La fusión de estos dos principios, junto con un cambio hacia un estándar de peligrosidad, ha dado lugar a una mentalidad de Estado niñera llevada a cabo con la fuerza militante del Estado policial.
El problema, por supuesto, es que el diagnóstico de enfermedad mental, si bien es una preocupación legítima para algunos estadounidenses, con el tiempo se ha convertido en un medio conveniente por el cual el gobierno y sus socios corporativos pueden penalizar ciertas conductas sociales “inaceptables”.
De hecho, en los últimos años hemos sido testigos de la patologización de individuos que se resisten a la autoridad como si padecieran trastorno negativista desafiante (TND), definido como “un patrón de comportamiento desobediente, hostil y desafiante hacia las figuras de autoridad”.

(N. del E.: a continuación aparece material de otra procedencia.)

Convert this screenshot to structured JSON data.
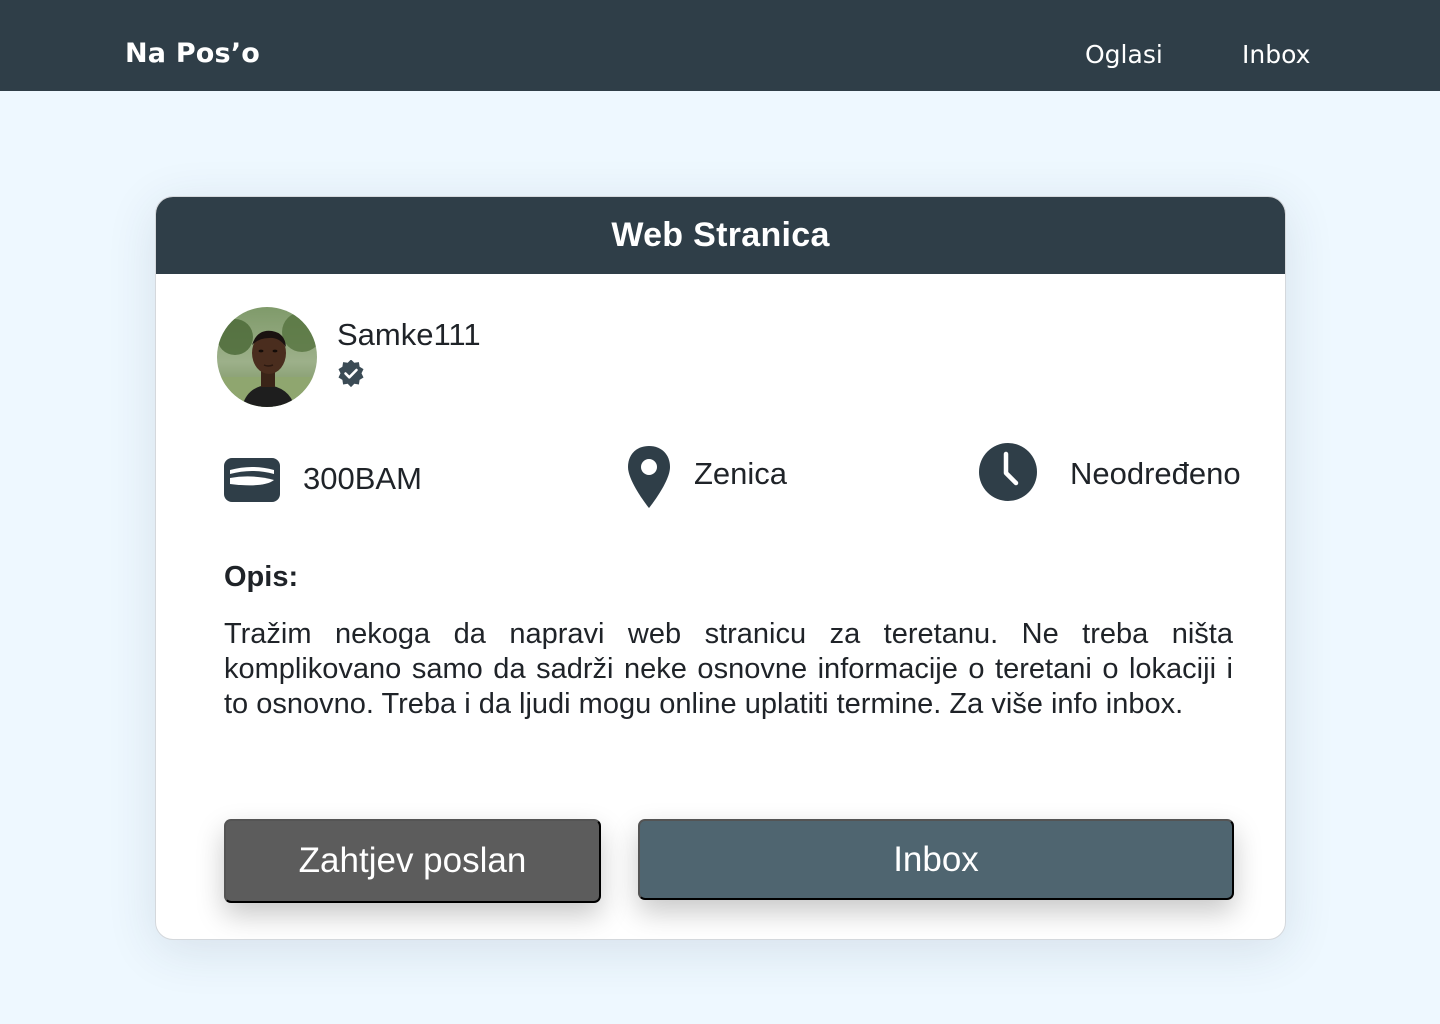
{
  "navbar": {
    "brand": "Na Pos’o",
    "links": [
      "Oglasi",
      "Inbox"
    ]
  },
  "listing": {
    "title": "Web Stranica",
    "user": {
      "username": "Samke111",
      "verified": true
    },
    "stats": {
      "price": "300BAM",
      "location": "Zenica",
      "duration": "Neodređeno"
    },
    "description_label": "Opis:",
    "description": "Tražim nekoga da napravi web stranicu za teretanu. Ne treba ništa komplikovano samo da sadrži neke osnovne informacije o teretani o lokaciji i to osnovno. Treba i da ljudi mogu online uplatiti termine. Za više info inbox.",
    "actions": {
      "request_label": "Zahtjev poslan",
      "inbox_label": "Inbox"
    }
  },
  "colors": {
    "navbar_bg": "#2f3e48",
    "page_bg": "#eef8ff",
    "request_button": "#5c5c5c",
    "inbox_button": "#4f6570"
  },
  "icons": [
    "wallet-icon",
    "location-pin-icon",
    "clock-icon",
    "verified-badge-icon"
  ]
}
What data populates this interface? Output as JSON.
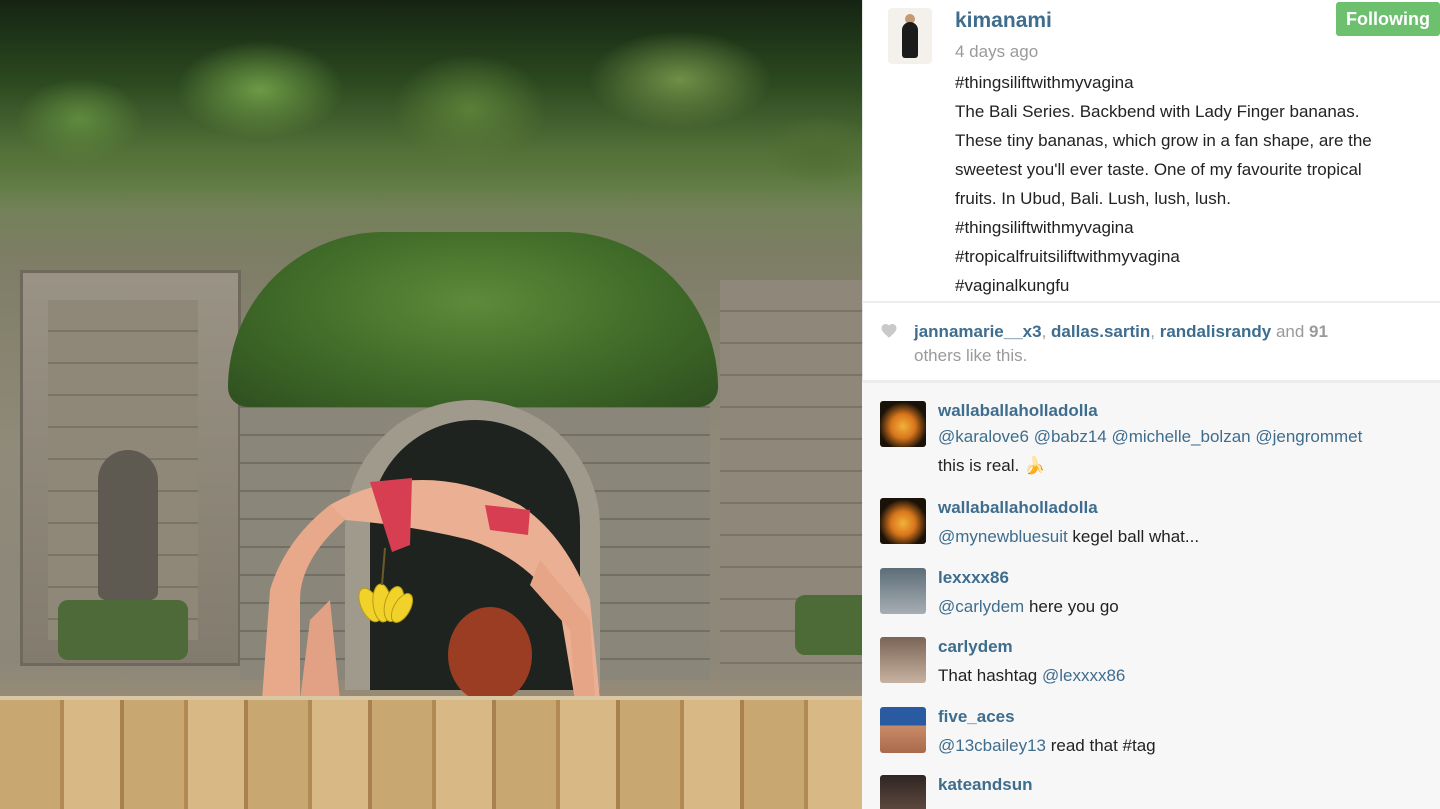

Según esa definición, todo activista destacado a lo largo de nuestra historia -desde Mahatma Gandhi hasta Martin Luther King Jr. y John Lennon- podría ser clasificado como alguien que sufre un trastorno mental TND.
Por supuesto, todo esto es parte de una tendencia más amplia en el gobierno estadounidense según la cual el disenso es criminalizado y patologizado, y los disidentes son censurados, silenciados, declarados no aptos para la sociedad, etiquetados como peligrosos o extremistas, o convertidos en parias y exiliados.
Como explico claramente en mi libro Battlefield America: The War on the American People y en su contraparte ficticia The Erik Blair Diaries, así es como se somete a un pueblo.
El silencio que sigue ante la tiranía, el terror, la brutalidad y la injusticia patrocinadas por el gobierno es ensordecedor.